An international team led by investigators in the US and Germany explores structural variation patterns in primate genomes. With the help of DNA sequencing to detect polymorphisms in five chimpanzee, five orangutan, and five rhesus macaque genomes, the researchers picked up on the presence of rampant retrotransposition in the macaques, for instance. On the other hand, their structural variant maps suggested that the genomes of great apes such as chimps and orangutans are marked by non-allelic homologous recombination. By folding in transcriptome data for humans and non-human primates, the group also got a glimpse at gene duplications contributing to species-specific differences in expression in certain types of tissue.

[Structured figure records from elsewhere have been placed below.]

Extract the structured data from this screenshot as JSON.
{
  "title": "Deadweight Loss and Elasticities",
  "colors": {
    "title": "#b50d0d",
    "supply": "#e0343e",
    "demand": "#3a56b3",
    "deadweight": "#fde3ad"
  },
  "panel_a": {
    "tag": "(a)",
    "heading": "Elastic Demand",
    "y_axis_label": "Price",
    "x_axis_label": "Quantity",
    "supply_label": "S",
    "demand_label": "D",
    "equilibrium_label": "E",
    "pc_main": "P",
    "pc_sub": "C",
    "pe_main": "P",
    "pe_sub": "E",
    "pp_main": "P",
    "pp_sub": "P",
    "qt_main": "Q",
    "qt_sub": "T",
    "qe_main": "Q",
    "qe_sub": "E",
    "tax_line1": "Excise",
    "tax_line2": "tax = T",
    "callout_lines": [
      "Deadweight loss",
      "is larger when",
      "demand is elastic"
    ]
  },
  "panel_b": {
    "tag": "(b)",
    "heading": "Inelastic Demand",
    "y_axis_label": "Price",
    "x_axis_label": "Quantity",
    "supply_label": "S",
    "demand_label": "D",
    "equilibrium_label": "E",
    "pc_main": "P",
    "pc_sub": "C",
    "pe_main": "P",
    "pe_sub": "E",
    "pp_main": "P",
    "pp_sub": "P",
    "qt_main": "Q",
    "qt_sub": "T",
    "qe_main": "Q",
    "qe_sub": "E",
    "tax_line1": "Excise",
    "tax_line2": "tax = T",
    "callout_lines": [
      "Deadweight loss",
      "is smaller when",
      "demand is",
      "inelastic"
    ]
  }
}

Researchers from the Universities of Massachusetts and Pennsylvania used a high-throughput insertion tracking by deep-sequencing, or HITS, approach to look at bacterial genes contributing to Haemophilus influenzae infection in mice already infected with influenza A virus in an effort to understand and perhaps prevent such secondary infections. Using the transposon mutagenesis-based approach, the team compared genes needed for H. influenzae infection in mice with or without the pre-existing flu infection, uncovering genes involved in bacterial infection in one or both situations. "The results identify bacterial stress and metabolic adaptations required in an [IAV] co-infection model," the study's authors note, "revealing potential targets for treatment or prevention of secondary bacterial pneumonia after viral infection."